最初の二日間は、もともと行きたいと思っていた観光地を回ってくれて、最終日にはネットではあまり出てこないような、地元の人だからこそ知っている山間部の絶景にも連れて行ってくれました。三日間の総移動距離は1000キロを軽く超えていましたが、格安の料金で案内してくれたうえ、ガイドのような役割もしてくれました。

「夏はもっと景色が綺麗だから、親友や家族を連れてきて。そのときも運転するよ」と言ってくれたことが、今でも印象に残っています。

また、春節の時期には新年の挨拶を送ってくれたりと、ふとした出会いが私の旅行を最高のものにしてくれただけでなく、その後も続く縁になりました。こうした関わりは、気軽な助け合いが文化として根付いている中国だからこそ起こるものなのだと思います。

私自身も本来であれば、初対面の人に専属のドライバーを頼むようなことはできなかったと思います。しかし、なんとなくそういうことが許される雰囲気が中国にはあるからこそ、言い出すことができたのだと思います。

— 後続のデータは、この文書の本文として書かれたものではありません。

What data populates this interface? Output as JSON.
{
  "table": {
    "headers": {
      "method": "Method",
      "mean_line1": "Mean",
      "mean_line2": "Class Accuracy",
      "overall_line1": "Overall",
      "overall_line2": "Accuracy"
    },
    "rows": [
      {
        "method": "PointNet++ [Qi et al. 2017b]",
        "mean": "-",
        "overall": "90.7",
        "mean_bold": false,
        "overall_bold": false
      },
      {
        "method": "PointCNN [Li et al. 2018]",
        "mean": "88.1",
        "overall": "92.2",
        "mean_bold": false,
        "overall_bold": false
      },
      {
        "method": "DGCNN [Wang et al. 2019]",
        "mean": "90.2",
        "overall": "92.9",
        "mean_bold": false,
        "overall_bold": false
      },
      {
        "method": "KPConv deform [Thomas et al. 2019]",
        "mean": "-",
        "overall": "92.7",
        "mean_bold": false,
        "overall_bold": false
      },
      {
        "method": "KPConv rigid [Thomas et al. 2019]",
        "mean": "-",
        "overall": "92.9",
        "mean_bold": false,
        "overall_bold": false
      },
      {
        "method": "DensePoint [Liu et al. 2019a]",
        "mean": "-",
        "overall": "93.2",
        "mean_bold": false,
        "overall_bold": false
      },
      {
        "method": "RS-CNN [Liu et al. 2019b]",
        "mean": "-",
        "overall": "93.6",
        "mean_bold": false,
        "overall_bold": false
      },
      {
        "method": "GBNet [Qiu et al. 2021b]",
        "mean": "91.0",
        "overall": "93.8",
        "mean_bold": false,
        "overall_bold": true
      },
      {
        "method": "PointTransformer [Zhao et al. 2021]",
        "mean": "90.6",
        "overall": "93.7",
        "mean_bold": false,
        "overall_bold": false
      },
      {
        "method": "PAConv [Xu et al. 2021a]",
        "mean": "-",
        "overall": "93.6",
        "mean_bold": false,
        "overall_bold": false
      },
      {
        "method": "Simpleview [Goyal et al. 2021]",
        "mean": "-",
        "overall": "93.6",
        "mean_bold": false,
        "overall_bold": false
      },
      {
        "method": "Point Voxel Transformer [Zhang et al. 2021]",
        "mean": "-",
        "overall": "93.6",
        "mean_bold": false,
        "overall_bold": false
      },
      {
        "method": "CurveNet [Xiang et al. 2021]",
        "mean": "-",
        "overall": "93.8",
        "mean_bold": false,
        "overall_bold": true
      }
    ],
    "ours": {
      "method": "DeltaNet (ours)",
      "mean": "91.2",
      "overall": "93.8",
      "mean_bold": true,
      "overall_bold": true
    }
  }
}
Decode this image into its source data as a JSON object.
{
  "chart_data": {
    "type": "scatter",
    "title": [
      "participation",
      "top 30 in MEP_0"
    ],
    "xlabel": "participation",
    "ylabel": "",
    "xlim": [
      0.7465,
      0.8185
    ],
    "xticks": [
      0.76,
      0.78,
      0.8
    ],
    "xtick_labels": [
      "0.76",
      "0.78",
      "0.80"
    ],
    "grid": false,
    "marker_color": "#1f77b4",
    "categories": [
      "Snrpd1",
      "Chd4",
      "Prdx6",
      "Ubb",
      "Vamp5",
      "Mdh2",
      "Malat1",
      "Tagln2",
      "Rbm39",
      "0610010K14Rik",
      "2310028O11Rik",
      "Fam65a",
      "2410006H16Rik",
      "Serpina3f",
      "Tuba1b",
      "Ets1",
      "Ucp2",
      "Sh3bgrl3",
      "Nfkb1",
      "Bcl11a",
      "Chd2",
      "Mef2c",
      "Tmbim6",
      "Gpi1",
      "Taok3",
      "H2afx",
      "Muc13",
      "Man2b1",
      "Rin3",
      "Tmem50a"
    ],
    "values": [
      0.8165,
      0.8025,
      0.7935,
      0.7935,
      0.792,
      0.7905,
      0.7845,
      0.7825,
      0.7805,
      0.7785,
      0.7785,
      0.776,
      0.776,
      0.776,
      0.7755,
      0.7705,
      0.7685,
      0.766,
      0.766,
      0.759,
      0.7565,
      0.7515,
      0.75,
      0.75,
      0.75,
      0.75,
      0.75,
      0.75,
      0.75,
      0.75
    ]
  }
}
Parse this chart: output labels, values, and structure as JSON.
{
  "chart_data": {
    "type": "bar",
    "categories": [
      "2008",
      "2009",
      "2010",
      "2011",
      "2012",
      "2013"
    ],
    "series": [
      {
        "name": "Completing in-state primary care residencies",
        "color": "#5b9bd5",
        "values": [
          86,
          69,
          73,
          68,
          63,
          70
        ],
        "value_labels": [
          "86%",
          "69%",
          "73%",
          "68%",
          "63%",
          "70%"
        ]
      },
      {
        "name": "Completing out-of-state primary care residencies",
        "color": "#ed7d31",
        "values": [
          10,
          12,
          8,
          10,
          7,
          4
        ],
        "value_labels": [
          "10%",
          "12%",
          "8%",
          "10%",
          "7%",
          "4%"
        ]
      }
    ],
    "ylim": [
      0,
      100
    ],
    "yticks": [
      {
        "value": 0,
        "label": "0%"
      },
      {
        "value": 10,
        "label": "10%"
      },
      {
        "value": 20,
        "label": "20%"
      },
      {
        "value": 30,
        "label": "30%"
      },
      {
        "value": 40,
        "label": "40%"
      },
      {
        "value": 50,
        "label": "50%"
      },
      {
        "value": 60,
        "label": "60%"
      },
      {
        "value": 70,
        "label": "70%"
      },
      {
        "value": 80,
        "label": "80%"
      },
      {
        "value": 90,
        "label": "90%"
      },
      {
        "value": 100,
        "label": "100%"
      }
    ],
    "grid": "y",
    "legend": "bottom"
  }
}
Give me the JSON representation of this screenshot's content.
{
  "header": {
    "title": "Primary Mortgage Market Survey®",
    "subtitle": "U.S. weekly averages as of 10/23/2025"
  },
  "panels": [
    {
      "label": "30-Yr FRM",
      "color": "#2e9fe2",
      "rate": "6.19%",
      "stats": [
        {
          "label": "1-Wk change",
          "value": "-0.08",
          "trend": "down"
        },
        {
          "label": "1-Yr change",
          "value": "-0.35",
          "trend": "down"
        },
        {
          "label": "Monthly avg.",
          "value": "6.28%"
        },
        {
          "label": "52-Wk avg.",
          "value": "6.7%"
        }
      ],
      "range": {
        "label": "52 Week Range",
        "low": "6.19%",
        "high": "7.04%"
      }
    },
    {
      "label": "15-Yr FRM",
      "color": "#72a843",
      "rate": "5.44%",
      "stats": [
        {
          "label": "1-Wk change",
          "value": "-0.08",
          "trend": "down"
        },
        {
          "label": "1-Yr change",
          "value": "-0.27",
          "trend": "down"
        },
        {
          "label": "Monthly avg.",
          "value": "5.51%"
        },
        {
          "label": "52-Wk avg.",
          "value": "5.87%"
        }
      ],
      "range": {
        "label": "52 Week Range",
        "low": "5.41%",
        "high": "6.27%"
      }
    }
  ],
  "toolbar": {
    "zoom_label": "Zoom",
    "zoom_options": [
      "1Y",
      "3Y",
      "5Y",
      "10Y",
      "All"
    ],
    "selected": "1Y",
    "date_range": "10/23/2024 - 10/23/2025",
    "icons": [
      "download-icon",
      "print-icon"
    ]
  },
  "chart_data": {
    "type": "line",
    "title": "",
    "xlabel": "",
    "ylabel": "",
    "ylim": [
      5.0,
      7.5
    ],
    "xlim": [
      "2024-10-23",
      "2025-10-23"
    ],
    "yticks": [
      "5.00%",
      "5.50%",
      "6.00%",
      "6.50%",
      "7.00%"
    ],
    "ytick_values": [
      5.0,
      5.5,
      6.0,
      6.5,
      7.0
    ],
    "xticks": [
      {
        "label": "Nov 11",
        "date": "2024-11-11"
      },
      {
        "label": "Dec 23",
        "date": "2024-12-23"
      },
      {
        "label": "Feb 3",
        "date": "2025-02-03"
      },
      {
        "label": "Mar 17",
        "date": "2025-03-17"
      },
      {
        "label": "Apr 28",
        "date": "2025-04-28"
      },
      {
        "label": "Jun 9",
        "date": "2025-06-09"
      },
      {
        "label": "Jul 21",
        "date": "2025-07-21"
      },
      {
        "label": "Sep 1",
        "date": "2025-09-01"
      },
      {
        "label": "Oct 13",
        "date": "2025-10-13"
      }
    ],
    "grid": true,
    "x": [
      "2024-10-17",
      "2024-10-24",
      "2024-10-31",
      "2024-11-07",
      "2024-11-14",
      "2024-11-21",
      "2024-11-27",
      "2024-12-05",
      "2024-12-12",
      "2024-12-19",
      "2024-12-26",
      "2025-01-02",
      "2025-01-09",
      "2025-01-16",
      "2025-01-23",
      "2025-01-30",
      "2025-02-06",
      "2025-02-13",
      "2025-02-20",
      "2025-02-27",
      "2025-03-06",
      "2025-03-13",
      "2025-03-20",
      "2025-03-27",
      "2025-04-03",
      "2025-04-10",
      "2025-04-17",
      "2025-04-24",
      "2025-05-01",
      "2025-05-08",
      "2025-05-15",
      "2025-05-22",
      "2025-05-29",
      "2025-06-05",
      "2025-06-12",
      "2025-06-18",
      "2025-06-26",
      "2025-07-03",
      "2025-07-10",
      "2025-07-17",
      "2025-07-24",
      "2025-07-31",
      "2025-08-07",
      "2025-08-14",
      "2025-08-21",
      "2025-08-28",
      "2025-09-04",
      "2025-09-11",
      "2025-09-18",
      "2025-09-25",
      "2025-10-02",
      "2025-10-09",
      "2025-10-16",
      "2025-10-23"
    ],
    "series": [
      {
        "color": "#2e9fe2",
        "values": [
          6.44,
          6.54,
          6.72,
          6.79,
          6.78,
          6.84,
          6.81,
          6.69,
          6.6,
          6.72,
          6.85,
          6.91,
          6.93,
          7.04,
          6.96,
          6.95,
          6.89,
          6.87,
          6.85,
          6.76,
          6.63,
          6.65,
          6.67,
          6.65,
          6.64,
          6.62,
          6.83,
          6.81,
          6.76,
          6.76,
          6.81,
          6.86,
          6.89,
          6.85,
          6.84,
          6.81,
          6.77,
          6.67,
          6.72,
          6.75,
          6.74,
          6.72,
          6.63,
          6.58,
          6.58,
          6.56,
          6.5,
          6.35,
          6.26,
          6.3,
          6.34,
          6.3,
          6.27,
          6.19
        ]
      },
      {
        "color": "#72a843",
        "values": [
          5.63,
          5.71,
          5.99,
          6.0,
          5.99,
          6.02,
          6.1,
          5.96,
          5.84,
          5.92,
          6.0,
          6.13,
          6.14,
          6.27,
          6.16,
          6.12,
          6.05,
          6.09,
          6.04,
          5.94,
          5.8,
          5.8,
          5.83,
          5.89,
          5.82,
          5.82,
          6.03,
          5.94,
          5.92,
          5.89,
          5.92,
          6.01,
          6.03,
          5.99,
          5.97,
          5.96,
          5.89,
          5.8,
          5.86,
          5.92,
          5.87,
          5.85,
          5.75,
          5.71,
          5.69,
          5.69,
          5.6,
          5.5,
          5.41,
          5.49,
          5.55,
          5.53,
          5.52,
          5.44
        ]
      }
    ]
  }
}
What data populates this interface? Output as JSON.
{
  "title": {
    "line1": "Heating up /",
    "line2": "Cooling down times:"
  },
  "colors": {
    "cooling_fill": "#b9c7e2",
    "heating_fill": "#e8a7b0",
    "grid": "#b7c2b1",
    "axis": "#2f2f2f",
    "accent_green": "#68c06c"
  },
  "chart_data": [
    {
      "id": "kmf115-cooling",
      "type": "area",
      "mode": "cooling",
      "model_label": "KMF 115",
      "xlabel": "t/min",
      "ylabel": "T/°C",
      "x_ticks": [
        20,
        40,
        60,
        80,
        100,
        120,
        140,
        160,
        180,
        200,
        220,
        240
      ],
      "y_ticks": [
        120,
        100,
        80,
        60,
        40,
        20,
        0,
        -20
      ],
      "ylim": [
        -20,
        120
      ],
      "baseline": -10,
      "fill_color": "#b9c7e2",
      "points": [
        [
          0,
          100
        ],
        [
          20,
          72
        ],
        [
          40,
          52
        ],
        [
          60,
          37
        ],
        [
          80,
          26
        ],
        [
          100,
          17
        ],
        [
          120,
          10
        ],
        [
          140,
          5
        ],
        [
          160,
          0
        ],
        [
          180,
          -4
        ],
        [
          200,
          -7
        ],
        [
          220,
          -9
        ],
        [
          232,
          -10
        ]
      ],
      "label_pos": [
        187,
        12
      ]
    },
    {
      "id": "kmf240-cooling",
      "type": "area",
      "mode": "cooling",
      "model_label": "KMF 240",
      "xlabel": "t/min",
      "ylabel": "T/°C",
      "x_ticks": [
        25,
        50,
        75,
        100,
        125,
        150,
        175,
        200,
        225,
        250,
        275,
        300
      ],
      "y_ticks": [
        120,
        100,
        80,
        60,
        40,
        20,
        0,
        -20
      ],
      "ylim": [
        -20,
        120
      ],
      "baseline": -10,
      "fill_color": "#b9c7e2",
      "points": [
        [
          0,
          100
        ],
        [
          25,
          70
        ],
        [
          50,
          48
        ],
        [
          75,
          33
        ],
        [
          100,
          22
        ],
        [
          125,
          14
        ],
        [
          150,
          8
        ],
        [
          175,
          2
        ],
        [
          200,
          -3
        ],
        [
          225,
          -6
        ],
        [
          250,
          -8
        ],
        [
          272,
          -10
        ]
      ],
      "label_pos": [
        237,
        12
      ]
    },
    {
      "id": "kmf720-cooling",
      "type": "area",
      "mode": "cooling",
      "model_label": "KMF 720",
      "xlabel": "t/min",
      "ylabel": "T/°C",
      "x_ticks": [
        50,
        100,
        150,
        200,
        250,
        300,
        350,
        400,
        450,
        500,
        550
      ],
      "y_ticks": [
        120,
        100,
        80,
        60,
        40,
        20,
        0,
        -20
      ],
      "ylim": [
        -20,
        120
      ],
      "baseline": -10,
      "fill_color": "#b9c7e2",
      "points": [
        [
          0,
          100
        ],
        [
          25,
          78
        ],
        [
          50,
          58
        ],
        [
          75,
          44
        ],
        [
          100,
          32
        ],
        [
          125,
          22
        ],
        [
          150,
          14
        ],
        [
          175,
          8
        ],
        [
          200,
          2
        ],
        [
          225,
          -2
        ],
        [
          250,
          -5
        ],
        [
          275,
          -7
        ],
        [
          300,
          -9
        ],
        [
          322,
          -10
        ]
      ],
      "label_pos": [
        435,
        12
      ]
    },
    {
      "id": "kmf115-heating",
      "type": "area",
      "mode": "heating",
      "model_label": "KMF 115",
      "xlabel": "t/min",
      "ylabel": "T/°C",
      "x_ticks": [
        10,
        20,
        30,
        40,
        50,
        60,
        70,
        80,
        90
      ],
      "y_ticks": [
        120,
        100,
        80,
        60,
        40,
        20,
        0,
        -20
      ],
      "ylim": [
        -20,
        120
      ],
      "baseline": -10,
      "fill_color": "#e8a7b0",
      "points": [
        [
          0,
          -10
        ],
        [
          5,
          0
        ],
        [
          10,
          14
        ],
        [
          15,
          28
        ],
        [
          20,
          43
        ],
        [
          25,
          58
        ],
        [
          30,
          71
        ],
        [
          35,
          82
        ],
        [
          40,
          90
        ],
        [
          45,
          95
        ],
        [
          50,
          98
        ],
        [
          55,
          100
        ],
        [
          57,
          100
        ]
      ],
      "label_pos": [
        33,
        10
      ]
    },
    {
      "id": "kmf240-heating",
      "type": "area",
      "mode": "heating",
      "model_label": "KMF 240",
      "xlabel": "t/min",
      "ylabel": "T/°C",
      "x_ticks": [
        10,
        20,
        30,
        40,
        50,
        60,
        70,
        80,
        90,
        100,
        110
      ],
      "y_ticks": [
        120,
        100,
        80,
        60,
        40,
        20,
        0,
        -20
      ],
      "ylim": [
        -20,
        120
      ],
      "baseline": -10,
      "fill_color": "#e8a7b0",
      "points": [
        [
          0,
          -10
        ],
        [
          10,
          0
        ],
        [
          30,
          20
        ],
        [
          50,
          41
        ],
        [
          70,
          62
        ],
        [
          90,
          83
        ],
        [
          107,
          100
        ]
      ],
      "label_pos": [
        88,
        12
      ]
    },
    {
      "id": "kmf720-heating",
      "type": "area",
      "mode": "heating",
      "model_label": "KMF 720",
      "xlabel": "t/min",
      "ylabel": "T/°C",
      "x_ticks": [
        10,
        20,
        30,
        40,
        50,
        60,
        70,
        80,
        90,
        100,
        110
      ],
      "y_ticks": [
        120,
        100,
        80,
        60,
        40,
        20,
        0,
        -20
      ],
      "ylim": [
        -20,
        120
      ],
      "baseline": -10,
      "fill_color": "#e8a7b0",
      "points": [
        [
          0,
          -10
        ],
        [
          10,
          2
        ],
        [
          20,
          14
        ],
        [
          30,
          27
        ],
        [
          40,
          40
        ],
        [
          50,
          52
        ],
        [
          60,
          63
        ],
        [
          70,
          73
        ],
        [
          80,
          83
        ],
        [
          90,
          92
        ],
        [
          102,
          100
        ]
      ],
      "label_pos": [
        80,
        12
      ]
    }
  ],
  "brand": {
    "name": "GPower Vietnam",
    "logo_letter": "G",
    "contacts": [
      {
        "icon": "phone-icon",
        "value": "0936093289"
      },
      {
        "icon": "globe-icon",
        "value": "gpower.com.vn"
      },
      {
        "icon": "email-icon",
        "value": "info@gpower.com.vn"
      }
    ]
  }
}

郷に入っては郷に従えという言葉がありますが、異文化に触れることで、自然と自分の行動や言動にも変化が起こるのだと発見することのできた出来事の一つでもあります。

青海省で見ることのできた景色の数々。何度か車内で爆睡しましたが写真映えするようなところや羊が大量に遊牧されているところを通るタイミングで起こしてくれて助かりました。